I know by today’s standards, I have a large family.  Not too many families are having four (or more) kids.  But I know I’m not alone in this.  Every mother I talk to does the same thing.  We cook like there’s no tomorrow.  Why?  Granted, I like having leftovers and homemade always tastes better than buying it pre-made or getting takeout.  But why do I feel this need to constantly feed people?  Am I going to be like my mom and continue going at this level even when my kids start moving away from home.  DD#1 is moving to college 500 miles from home next month.  What about next year when DD#2 leaves for college? Am I going to keep cooking for six (or more) people at every meal, even though I can’t just pack it up and ship it to them at school?  Like I said, I like having leftovers but, in 15 years, am I going to want to eat leftover fried chicken and potato salad for lunch every day for a week?

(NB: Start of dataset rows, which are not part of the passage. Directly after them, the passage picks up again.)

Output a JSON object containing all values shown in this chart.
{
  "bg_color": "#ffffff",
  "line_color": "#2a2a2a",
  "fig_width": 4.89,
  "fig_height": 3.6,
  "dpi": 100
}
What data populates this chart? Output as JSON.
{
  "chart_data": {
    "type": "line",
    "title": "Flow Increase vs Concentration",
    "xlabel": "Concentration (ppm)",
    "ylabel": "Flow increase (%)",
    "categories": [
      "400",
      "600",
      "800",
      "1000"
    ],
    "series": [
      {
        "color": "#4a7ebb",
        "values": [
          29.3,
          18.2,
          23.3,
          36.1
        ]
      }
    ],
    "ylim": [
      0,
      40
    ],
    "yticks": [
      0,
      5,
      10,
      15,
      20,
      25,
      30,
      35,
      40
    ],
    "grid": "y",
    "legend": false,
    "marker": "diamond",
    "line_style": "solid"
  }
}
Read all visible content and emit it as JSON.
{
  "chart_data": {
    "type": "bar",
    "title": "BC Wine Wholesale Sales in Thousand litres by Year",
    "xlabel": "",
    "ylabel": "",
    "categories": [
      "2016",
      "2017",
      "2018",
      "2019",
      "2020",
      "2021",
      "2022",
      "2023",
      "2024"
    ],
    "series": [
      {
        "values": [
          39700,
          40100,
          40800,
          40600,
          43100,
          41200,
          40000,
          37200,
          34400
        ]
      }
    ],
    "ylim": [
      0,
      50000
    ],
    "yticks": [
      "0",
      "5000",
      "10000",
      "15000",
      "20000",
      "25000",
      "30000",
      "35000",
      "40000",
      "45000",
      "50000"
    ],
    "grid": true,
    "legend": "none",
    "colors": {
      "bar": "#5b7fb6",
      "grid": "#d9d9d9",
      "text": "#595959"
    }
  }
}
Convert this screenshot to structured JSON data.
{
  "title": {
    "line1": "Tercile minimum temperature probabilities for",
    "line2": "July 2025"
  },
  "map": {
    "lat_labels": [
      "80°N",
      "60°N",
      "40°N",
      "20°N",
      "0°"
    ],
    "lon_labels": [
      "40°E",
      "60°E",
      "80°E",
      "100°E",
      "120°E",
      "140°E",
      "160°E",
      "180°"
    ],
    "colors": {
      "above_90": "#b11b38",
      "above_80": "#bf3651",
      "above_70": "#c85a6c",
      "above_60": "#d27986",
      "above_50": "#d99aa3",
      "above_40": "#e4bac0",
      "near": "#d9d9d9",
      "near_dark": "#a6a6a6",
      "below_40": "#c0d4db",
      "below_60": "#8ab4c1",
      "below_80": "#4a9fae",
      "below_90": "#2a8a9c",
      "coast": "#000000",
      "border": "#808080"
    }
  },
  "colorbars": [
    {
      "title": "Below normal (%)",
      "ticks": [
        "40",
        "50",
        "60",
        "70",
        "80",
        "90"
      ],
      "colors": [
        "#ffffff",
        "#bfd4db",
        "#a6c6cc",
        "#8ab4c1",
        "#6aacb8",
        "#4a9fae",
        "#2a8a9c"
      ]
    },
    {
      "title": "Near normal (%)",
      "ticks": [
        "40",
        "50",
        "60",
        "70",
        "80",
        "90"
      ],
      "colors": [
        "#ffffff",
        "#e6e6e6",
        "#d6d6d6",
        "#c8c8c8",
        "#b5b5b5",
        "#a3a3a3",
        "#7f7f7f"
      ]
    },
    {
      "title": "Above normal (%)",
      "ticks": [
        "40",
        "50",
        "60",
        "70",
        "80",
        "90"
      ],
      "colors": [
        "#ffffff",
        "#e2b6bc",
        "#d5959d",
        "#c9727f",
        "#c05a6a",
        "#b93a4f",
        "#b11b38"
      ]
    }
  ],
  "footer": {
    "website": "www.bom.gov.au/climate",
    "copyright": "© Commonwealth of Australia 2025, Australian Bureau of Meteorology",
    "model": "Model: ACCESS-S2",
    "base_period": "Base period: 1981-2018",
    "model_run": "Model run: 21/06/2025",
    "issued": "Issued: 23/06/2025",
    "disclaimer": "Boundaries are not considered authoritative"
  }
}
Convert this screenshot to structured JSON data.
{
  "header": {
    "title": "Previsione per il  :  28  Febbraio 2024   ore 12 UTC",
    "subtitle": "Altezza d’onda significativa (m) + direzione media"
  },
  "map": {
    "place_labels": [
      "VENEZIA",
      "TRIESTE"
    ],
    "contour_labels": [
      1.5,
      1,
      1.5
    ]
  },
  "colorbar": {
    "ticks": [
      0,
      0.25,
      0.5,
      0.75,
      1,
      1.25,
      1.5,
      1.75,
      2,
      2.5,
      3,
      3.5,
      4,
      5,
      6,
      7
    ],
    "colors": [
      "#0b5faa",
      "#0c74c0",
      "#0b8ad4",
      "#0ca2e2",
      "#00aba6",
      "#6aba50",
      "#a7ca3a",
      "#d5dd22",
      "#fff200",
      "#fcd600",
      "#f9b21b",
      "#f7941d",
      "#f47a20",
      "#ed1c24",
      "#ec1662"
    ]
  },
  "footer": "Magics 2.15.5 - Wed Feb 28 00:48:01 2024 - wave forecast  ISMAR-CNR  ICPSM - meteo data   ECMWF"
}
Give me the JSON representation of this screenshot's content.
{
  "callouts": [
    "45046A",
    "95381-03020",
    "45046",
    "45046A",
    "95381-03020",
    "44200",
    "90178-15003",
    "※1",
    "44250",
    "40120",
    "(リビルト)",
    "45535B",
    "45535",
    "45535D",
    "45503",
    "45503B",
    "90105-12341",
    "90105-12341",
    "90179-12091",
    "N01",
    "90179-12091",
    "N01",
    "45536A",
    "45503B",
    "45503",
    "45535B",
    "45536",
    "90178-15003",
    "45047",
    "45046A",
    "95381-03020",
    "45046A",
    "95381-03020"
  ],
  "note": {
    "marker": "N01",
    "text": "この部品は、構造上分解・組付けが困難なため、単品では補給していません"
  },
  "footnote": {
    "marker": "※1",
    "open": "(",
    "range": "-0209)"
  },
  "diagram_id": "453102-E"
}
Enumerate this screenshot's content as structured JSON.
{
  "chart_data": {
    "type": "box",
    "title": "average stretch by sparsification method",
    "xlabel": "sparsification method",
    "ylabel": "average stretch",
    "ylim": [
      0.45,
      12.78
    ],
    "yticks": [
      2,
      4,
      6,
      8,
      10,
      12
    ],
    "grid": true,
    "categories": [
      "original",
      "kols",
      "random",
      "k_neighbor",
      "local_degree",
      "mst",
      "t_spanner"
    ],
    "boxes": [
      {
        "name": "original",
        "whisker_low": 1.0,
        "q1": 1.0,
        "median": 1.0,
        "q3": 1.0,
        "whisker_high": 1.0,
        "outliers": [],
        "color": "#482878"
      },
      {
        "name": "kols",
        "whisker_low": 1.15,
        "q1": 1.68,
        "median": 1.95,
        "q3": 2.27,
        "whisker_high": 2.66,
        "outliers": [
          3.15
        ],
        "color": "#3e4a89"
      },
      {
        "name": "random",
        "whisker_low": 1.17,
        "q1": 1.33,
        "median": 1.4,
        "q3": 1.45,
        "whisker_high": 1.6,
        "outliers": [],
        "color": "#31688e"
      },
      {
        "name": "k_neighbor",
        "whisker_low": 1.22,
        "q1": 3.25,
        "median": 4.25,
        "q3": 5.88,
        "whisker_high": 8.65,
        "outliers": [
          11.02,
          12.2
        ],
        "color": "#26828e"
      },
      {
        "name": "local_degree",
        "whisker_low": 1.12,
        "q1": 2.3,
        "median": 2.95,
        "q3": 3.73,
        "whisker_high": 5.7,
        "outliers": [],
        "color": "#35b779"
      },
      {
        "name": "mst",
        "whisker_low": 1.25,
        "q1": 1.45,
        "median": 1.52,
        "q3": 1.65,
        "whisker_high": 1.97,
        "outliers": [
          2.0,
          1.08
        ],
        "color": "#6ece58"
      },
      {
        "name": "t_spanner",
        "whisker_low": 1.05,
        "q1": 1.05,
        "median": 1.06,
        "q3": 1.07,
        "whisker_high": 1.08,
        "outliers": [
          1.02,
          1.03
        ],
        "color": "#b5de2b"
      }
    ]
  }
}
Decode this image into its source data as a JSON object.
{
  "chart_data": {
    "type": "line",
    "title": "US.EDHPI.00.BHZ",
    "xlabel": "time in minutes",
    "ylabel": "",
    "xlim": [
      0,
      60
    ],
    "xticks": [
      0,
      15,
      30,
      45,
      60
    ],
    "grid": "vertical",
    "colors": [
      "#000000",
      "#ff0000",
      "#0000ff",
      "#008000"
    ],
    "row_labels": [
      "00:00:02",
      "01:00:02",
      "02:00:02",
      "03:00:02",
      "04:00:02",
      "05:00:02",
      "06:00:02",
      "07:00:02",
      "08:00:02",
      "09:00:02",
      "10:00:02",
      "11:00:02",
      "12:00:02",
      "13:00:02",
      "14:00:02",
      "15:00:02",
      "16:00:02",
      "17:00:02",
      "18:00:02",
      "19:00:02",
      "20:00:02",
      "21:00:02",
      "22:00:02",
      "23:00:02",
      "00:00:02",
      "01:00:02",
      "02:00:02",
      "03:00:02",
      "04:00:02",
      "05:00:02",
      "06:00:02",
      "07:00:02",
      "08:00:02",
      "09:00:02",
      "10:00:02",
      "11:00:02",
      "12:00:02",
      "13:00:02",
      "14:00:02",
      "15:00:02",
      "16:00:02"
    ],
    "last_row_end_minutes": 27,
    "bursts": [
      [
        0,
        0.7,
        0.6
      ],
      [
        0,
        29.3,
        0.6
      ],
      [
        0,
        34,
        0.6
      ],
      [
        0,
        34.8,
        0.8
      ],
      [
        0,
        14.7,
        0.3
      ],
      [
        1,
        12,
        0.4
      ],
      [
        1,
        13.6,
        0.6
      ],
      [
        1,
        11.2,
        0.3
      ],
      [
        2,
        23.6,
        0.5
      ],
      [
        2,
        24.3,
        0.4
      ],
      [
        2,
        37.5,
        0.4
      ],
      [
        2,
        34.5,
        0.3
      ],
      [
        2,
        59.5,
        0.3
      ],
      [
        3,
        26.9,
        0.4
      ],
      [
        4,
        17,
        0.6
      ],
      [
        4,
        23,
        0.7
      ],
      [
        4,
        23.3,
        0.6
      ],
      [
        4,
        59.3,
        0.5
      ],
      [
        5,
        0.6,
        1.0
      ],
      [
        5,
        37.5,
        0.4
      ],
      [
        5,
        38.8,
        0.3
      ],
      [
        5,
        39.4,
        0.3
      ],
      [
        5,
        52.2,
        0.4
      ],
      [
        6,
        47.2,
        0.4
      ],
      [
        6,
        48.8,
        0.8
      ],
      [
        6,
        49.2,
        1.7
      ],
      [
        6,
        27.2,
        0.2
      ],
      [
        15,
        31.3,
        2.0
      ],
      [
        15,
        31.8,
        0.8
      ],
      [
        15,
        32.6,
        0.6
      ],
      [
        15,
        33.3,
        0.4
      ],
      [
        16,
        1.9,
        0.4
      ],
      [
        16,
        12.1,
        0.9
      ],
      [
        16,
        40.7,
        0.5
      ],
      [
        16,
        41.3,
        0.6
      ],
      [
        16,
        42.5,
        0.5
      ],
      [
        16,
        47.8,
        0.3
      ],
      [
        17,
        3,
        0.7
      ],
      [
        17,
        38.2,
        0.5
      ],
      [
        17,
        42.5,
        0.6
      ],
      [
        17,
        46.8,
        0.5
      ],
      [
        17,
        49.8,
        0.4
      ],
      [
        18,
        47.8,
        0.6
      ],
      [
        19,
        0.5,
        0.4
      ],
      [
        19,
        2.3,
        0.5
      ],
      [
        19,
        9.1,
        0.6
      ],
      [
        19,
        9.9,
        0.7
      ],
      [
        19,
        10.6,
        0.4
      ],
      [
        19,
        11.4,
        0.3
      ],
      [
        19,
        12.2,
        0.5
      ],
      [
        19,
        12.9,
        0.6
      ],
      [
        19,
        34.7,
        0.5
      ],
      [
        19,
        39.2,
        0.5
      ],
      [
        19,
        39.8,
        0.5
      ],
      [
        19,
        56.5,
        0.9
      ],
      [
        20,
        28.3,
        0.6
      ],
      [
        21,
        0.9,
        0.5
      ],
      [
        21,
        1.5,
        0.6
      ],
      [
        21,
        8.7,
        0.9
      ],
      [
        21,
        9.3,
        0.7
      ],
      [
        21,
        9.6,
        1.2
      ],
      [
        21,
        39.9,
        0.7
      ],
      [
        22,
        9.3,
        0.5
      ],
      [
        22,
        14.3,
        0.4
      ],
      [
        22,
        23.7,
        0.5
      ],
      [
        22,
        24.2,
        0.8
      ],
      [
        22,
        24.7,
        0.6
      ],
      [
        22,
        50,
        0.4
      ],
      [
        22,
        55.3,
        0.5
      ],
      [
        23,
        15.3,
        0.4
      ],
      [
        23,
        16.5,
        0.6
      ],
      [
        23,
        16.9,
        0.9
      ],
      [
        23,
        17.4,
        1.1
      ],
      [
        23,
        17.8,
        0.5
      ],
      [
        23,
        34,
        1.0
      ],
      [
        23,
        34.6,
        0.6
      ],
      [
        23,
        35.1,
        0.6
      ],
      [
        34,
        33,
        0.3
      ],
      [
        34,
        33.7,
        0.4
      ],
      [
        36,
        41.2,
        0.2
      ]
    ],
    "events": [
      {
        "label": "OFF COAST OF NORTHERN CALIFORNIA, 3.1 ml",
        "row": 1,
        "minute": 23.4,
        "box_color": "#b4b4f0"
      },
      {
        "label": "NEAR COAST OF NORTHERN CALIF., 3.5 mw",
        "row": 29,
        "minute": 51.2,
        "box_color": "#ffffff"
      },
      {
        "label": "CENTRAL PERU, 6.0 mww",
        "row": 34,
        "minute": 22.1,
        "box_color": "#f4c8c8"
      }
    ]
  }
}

Maybe I’ve inherited the “show ‘em you love ‘em by feeding ‘em” gene from Mom.  In high school and college, all my friends loved coming to my house because my mom would feed them like no one’s business.  (She’d also kick their butts playing “quarters” but that’s a different post all together.)  Perhaps I’ll do the same with my kids’ friends.  I’ve already had one of my daughter’s friends ask if I can send her care packages when she leaves home.  And maybe one of my kids will inherit this gene from me, and the legacy of taking care of the ones you love with food will continue.  In the meantime, I’ll just keep feeding my family and friends (as an expression of love), one piece of juicy southern fried chicken at a time.  Pass the biscuits, please.